Geraint Thomas expects the men’s road race at the Commonwealth Games to be a “battle of attrition” as rival teams work together to ensure there is no sprint for Mark Cavendish.
The reigning British champion Cavendish has a strong Isle of Man team aiming to ensure the 160km race around Warwick and Leamington Spa ends in a sprint that would make him the runaway favorite to win.
While the route’s flat profile could indicate a mass finish, rival teams plan to mix things up to deprive Cavendish of his chance.
Cavendish clearly has a strong team around him and it’s a good job for him,” said Welshman Thomas.
“But I think for us, the English, South Africa and the Scots, I don’t think any of them want a sprint, so I think it’s going to be a Nationals race, a lot of aggressive racing, a battle of attrition.
“That’s the race we want and that’s the race we expect.”
Cavendish’s Isle of Man squad consists of former British champions Ben Swift, Mark Christian and Matt Bostock – who required hospital treatment after being involved in Matt Walls’s horror velodrome crash last week, but who has since been trained.
If they can’t make it a sprint, Cavendish, 37, has shown he can combine it in breakaways too, winning his second British title in June by being in a leading group all day.
Another rider who would like to take advantage of strong form is Fred Wright. After a stellar Tour de France in which he shone in several breakaways and took second place on stage 13 to Saint Etienne, Wright claimed silver in Thursday’s time trial and is once again a contender.
“(I’m looking forward to) getting stuck,” said the 23-year-old. “I think the race will not be a conventional race for professional cyclists where it will be controlled. Attack after attack comes and we have the team to deal with it.

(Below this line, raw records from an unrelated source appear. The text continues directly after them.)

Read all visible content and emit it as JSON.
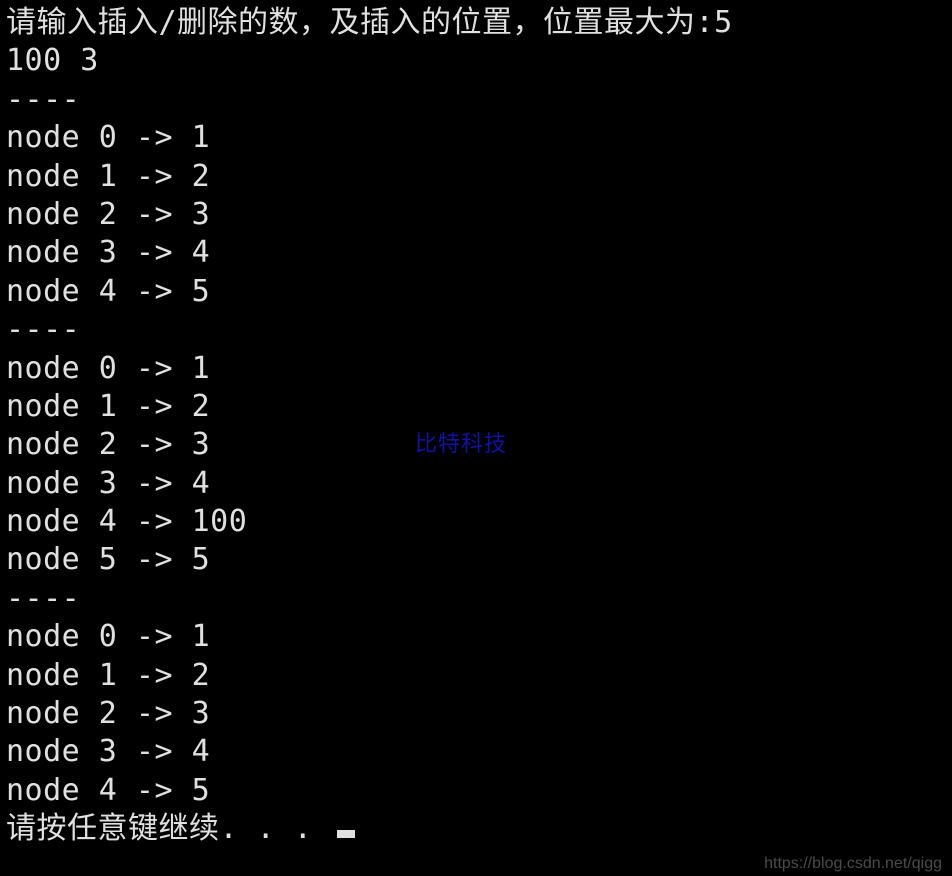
{
  "prompt_line": "请输入插入/删除的数，及插入的位置，位置最大为:5",
  "input_line": "100 3",
  "separator": "----",
  "blocks": [
    {
      "nodes": [
        {
          "index": 0,
          "value": 1
        },
        {
          "index": 1,
          "value": 2
        },
        {
          "index": 2,
          "value": 3
        },
        {
          "index": 3,
          "value": 4
        },
        {
          "index": 4,
          "value": 5
        }
      ]
    },
    {
      "nodes": [
        {
          "index": 0,
          "value": 1
        },
        {
          "index": 1,
          "value": 2
        },
        {
          "index": 2,
          "value": 3
        },
        {
          "index": 3,
          "value": 4
        },
        {
          "index": 4,
          "value": 100
        },
        {
          "index": 5,
          "value": 5
        }
      ]
    },
    {
      "nodes": [
        {
          "index": 0,
          "value": 1
        },
        {
          "index": 1,
          "value": 2
        },
        {
          "index": 2,
          "value": 3
        },
        {
          "index": 3,
          "value": 4
        },
        {
          "index": 4,
          "value": 5
        }
      ]
    }
  ],
  "continue_line": "请按任意键继续. . . ",
  "watermark": "比特科技",
  "footer": "https://blog.csdn.net/qigg"
}
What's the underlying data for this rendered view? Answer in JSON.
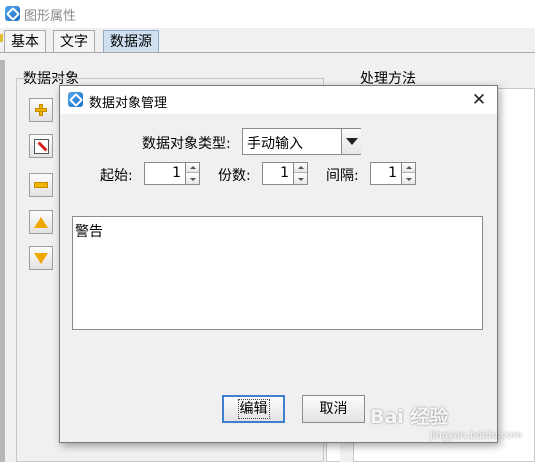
{
  "background_window": {
    "title": "图形属性",
    "tabs": [
      {
        "label": "基本"
      },
      {
        "label": "文字"
      },
      {
        "label": "数据源",
        "active": true
      }
    ],
    "left_section_label": "数据对象",
    "right_section_label": "处理方法",
    "side_buttons": [
      "add-icon",
      "edit-icon",
      "remove-icon",
      "move-up-icon",
      "move-down-icon"
    ]
  },
  "dialog": {
    "title": "数据对象管理",
    "type_label": "数据对象类型:",
    "type_value": "手动输入",
    "start_label": "起始:",
    "start_value": "1",
    "copies_label": "份数:",
    "copies_value": "1",
    "interval_label": "间隔:",
    "interval_value": "1",
    "content": "警告",
    "edit_button": "编辑",
    "cancel_button": "取消",
    "close_symbol": "✕"
  },
  "watermark": {
    "text": "Bai 经验",
    "sub": "jingyan.baidu.com"
  },
  "colors": {
    "active_tab": "#cfe0f1",
    "focus_border": "#3c7fd1",
    "icon_accent": "#f0b400"
  }
}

“We’ll see what happens. Sometimes you’re there (in a breakaway), sometimes not, but one of us will definitely be there and have a chance to win a medal.”
The Australian squad, led by gold medalist time trial Grace Brown, are the favorites in the women’s race, although England will be looking to Anna Henderson and Abi Smith following their recent strong form.
Henderson was just 33 seconds behind Brown in the time trial, having entered the Games on the back of a stunning Tour de France Femmes.
The 23-year-old fell ill earlier this summer, but believes she is now back in the form that yielded a top-10 finish at Omloop Het Nieuwsblad early this year.
“It was a really crappy June, I’ve been sick twice,” she said. “I’m finally getting myself back where I was in the Classics season. I’m very happy with where I’m going and hopefully it can stay that way for the rest of the season.”
The route could also play more into the strengths of Elynor Backstedt, the 20-year-old Welsh woman who is back on track after a few years of injury.
Riding the Commonwealth Games is special for Backstedt as she follows in the footsteps of her mother Megan Hughes, who raced to Wales in Kuala Lumpur in 1998.
Elynor’s Swedish father Magnus is famous as a former Paris-Roubaix winner, but Backstedt joked that her mother “keeps her cycling less pronounced” than her father.
“We want to make sure everyone knows and we want her to know how proud we are of her,” Elynor said. “It’s an honor to be able to do the same.”